Additionally, the study of TMS as a solvent or a cosolvent in catalytic reactions could be another avenue for research. Its unique properties as a nonpolar, low-dielectric constant solvent may offer advantages in certain catalytic processes, allowing for increased control over reaction conditions and product selectivity. Investigating its potential as a solvent in various catalytic systems could provide insights into optimizing reaction outcomes.

🧪  Related Compounds

One compound similar in molecular structure to Tetramethylsilane is Trimethylsilyl chloride. This compound has a silicon atom surrounded by three methyl groups and one chlorine atom. The presence of the chlorine atom distinguishes this compound from Tetramethylsilane.

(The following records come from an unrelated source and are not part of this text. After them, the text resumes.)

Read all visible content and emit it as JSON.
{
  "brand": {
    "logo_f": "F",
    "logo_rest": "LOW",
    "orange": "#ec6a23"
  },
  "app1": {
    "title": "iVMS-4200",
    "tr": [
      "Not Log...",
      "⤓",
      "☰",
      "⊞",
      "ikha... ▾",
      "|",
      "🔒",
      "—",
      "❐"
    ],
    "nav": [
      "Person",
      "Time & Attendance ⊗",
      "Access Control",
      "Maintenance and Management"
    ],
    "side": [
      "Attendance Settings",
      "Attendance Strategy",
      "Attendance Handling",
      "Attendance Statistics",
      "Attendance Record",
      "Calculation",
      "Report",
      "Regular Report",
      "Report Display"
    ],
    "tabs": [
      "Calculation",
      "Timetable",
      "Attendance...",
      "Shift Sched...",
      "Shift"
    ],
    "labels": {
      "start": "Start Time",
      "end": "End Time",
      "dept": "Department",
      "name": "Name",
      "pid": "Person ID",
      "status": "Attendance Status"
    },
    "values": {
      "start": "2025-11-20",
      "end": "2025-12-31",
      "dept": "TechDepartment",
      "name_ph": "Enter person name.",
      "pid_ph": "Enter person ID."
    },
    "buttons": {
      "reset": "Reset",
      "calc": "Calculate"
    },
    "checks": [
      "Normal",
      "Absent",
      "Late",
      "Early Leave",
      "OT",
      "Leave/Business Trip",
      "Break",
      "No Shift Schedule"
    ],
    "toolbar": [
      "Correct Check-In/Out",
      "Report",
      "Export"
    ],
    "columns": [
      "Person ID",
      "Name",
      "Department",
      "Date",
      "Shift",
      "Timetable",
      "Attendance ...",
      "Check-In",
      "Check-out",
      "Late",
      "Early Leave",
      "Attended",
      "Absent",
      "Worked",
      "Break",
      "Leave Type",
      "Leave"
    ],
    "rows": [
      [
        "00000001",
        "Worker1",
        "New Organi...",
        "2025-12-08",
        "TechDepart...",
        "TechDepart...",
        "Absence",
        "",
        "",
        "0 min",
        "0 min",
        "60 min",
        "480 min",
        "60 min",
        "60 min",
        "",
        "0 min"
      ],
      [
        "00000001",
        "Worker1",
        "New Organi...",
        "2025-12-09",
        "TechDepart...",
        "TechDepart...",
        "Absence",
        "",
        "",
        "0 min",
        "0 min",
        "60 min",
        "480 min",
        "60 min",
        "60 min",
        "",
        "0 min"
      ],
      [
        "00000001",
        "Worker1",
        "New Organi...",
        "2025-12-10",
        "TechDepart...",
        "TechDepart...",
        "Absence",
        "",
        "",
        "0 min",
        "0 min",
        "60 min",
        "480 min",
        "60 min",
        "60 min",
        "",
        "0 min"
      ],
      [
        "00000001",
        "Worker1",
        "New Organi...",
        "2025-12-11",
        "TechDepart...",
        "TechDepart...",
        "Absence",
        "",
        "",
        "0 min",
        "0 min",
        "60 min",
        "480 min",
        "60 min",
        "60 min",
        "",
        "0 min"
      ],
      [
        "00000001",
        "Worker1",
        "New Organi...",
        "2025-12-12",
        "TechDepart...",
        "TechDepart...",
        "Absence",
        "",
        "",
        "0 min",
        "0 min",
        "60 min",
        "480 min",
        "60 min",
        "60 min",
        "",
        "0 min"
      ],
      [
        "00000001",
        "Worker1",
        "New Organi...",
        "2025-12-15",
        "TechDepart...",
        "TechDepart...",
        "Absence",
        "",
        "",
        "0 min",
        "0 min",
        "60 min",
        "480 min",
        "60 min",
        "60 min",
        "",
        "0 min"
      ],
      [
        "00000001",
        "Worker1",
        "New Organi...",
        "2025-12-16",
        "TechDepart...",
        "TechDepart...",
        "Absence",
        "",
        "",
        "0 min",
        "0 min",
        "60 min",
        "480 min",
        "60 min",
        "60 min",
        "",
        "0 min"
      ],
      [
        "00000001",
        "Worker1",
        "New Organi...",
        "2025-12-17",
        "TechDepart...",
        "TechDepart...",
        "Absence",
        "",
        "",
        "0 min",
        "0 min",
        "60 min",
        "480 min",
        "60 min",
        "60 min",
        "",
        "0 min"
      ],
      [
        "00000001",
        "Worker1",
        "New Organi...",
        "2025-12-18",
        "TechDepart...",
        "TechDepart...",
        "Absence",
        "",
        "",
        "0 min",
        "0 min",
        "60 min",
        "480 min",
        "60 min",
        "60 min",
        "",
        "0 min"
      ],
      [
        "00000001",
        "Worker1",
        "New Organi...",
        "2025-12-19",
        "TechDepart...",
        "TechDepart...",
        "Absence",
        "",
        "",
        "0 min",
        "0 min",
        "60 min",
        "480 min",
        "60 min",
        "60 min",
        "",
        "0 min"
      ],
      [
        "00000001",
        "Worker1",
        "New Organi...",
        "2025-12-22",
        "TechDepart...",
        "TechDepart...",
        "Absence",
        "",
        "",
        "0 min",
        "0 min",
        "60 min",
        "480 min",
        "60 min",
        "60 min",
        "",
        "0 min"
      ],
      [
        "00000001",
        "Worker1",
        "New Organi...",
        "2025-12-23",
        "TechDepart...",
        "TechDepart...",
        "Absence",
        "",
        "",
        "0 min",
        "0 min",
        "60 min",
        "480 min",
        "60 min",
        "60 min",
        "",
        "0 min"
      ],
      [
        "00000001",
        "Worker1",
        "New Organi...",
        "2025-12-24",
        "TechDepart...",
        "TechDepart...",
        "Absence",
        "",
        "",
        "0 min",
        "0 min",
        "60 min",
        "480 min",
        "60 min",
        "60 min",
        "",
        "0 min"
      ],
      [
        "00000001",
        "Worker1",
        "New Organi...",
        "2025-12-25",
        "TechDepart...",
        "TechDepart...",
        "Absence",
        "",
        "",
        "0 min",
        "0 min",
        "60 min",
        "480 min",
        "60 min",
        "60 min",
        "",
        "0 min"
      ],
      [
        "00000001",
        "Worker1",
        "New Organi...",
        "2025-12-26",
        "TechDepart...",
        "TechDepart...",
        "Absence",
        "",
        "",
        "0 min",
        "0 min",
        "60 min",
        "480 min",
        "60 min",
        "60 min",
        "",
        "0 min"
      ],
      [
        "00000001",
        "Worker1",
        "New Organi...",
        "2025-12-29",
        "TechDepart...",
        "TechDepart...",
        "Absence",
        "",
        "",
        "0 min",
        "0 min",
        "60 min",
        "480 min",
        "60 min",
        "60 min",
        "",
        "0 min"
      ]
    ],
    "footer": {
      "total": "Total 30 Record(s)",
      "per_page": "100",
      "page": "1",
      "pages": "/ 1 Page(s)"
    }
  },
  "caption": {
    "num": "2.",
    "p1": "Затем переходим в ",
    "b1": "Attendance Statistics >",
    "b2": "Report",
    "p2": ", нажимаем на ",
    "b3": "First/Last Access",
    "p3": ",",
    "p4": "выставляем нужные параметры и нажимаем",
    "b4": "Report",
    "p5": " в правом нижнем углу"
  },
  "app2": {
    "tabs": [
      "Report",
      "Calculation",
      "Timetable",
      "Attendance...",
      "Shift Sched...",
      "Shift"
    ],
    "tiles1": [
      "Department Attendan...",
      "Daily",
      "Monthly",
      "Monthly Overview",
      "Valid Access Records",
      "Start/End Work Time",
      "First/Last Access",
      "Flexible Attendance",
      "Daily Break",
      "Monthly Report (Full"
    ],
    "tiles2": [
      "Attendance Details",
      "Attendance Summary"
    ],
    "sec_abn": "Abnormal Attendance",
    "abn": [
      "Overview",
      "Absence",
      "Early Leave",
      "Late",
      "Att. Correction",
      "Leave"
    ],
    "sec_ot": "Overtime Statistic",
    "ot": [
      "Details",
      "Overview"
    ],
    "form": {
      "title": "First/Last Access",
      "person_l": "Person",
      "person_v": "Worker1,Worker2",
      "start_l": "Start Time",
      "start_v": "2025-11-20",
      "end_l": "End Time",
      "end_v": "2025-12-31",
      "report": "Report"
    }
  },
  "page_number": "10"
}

Another compound with a similar molecular structure is Dimethyldichlorosilane. This compound contains a silicon atom bonded to two methyl groups and two chlorine atoms. The presence of the two chlorine atoms differentiates Dimethyldichlorosilane from Tetramethylsilane.

A third compound similar in structure to Tetramethylsilane is Trimethylsilyl trifluoromethanesulfonate. This compound consists of a silicon atom surrounded by three methyl groups and one trifluoromethanesulfonate group. The presence of the trifluoromethanesulfonate group sets this compound apart from Tetramethylsilane.